CSCI 5733
XML Application Development
Spring 2006
Homework #2

Due date: Feb 16, 2006 (Thursday)

(1) Data types of XML Schema (20%) This question is concerned with the mapping of XML Schema Structures to Java's built-in objects. There are applications that may benefit from the mapping of XML Schema structures to Java’s built-in constructs and objects. For example, the built-in XML Schema type xs:string can simply be mapped to Java’s String object.

If an XML Schema’s feature is not directly supported by Java, it will be necessary to check for compliance during runtime, decreasing reliability and efficiency. Alternatively, user-defined objects can be used, but that will also add complexity and overhead.

For example, consider the XML Schema’s <choice> element in the following example:

<xsd:complexType name="PurchaseOrder">
  <xsd:sequence>
    <xsd:choice>
      <xsd:element name="BritishAddress" type="string"/>
      <xsd:element name="USAddress" type="string"/>
    </xsd:choice>
    <xsd:element name="items" type="string" minOccurs="1"/>
  </xsd:sequence>
</xsd:complexType>

A language supporting variant records, such as Pascal, provides direct support of <choice>. However, there is no Java's support on variant records.

List at least two more examples of XML Schema’s constructs that have no direct Java’s support.

(2) (20%) Consider the Google’s sitemap protocol for assisting its search engine for crawling Web pages: https://www.google.com/webmasters/sitemaps/docs/en/protocol.html.  Sitemap files are XML compliant using XML Schema: http://www.google.com/schemas/sitemap/0.84/sitemap.xsd

Study the protocol.

(a) Give two examples where Google sitemap constraints (as described by the sitemap protocol, including the FAQ) are not specified by the sitemap XML Schema. For example, the constraint of the 10MB size limit of the sitemap is not and cannot be specified by the XML Schema.

(b) If relative URLs were to be allowed, describe how you would modify the Google sitemap XML Schema to accommodate them.

(c) Describe a major trade-off consideration for allowing relative URLs.

(3) (60%) Write a standalone Java program, XPathCounter.java, using SAX (other parser API not acceptable) to accept an XML file and returns a list of unique XPaths for elements and attributes together with the number of occurrences.
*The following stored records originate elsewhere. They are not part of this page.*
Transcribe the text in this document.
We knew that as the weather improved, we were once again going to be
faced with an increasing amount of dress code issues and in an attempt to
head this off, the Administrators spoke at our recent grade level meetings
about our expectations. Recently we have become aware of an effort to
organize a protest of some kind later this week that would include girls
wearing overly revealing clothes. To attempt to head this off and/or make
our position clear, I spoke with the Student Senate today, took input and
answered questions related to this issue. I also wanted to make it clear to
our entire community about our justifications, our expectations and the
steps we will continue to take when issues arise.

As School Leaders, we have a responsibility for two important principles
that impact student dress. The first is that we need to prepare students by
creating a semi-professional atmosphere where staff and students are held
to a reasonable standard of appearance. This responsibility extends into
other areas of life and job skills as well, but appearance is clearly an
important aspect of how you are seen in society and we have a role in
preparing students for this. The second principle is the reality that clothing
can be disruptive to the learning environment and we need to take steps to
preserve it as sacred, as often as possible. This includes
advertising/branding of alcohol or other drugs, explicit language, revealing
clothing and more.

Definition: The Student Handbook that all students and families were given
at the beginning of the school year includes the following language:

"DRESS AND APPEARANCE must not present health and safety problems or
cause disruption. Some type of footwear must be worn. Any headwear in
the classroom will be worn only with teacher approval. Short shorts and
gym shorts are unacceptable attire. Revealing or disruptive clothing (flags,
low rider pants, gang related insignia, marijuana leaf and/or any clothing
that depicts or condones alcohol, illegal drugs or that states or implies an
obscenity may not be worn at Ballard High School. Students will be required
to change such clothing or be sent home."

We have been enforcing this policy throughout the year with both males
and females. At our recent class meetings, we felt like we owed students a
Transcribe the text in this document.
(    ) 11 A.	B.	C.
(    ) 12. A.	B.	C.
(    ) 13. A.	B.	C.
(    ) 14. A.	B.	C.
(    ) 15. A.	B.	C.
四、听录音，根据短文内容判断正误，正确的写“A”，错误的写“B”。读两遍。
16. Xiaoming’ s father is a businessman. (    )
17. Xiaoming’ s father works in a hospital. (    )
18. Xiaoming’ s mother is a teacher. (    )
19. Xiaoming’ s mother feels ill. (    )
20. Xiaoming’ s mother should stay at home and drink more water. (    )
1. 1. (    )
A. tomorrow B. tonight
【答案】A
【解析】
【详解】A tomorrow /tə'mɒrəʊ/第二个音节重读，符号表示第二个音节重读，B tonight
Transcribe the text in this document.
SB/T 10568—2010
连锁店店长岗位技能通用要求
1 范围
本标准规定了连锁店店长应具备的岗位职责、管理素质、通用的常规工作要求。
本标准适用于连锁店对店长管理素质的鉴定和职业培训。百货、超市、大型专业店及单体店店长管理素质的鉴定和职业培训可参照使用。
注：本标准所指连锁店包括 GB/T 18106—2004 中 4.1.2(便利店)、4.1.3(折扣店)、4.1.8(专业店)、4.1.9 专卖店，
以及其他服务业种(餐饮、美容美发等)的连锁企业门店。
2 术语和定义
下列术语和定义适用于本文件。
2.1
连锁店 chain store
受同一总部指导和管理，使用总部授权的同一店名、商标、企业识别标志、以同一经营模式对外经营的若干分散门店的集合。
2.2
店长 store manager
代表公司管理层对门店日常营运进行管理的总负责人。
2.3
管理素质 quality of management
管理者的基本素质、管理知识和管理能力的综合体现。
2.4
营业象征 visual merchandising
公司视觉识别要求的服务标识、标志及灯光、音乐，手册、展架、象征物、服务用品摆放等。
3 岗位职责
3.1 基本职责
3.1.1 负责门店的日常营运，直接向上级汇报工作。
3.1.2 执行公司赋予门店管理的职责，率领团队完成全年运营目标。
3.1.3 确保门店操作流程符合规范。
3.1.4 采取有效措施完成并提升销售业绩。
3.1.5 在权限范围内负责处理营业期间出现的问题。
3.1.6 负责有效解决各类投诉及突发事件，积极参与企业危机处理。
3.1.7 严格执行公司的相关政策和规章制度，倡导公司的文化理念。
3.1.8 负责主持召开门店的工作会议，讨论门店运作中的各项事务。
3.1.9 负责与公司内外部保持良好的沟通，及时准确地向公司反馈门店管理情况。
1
The basic XPath syntax is relatively simple and the output format can be understood by the following examples.

For:

java courses.xml.Spring2006.XPathCounter XPathCounterTest_1.xml > XPathCounterTest_Output_1.txt

The input and output files are XPathCounterTest_1.xml and XPathCounterTest_Output_1.txt respectively.

For:

java courses.xml.Spring2006.XPathCounter XPathCounterTest_2.xml > XPathCounterTest_Output_2.txt

The input and output files are XPathCounterTest_2.xml and XPathCounterTest_Output_2.txt respectively.

Turn in your program listing and put your program XPathCounter.java in the hw directory.